Many students enter a great debate finding that they never assessed a situation before because it required too much tact or consideration. At this point, one may choose to reserve judgment. This is fatal. For any artist to be taken seriously, they must project an image of total self-assurance, even to the point of narcissistic obstinacy. In the written form, this is easy to fake. Any frail-voiced artist can sound as emphatic as Michael Moore to an SAIC instructor by simple linguistic evasions. Simply extract lyrics from a pop song conveying the type of confidence that you wish to feign and sprinkle it throughout your essay. The generational gap between pupil and student will protect you from being a plagiarizer of poetry if the song lyrics are recent enough.

You can avoid ever taking a real position on anything, provided you have enough generalized exuberance. A safe way to sound poignant without actually making a point is to convince your instructor that you will rock politics like a hurricane, or that if a problem comes along, you will assuredly whip it and whip it good.

If you are unfamiliar with appropriate rock lyrics, it is critical that you divert the attention away from your neutrality with nostalgia. Begin writing your essays in an archaic language. Dead vocabulary from 15th and 16th century Europe naturally gives any debate a sense of 75 percent more chivalry and 33 percent more piety. In addition, many full-time professors will become nostalgic upon hearing dialogue from the dark ages. Make note that you too long for the glory days of medi cine, when mercury was still quicksilver, the cure to all ailments, and when bloodletting was the best remedy for a cold.

What to do when your passion lies in trivial or forgettable topics

Don’t make the mistake of assuming that your peers are empathetic to your mundane loneliness or trite anxiety. Plus, they will undoubtedly be uninterested in how corporate America and media conglomerates are stifling your creative efforts. Most art students are only stimulated by new and enticing concepts. To snag the attention of fellow students or art critics, it is recommended that you take existing emotions and present them out of context. To do this you will need to become an astronaut.

It is important to not only dress up as an astronaut, but to become an astronaut. Since dressing up as an astronaut is inherently foolish, it is imperative that you never take off your suit for as long as you attend art school. You will live perpetually as a being that just returned from the constellations. As an astronaut, your whiny complaining will become an expression of pure odyssey. An astronaut is the ultimate “fish out of water,” commanding an immeasurable amount of attention and respect. An astronaut’s experiences are celestial-they feel cosmic isolation amidst a nebula—of the galactically insensitive. An astronaut’s brain is a nova of burning genius. They have constellations of independent, interconnected thoughts suspended in the harsh vacuum of their minds. You will notice that the conceptual frame you inhabited as a mere art student has become fortified.

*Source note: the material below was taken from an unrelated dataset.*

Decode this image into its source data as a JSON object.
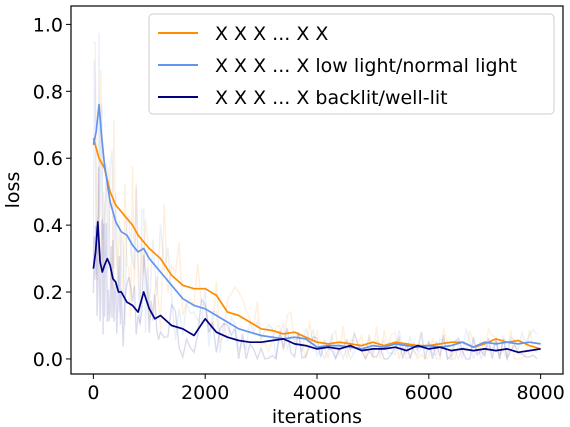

Other, yet trickier roles to become are that of the time traveler (whose brief but uncanny experience of becoming unstuck in the linearity of time has forever altered your worldly perceptions), the Castoridae-child (whose upbringing by a pack of kindly beavers gave you that unique insight that comes from growing up as one of the largest North American rodents), or the scam artist (who lives among art students and attends classes like an art student, but is only pretending to be an art student).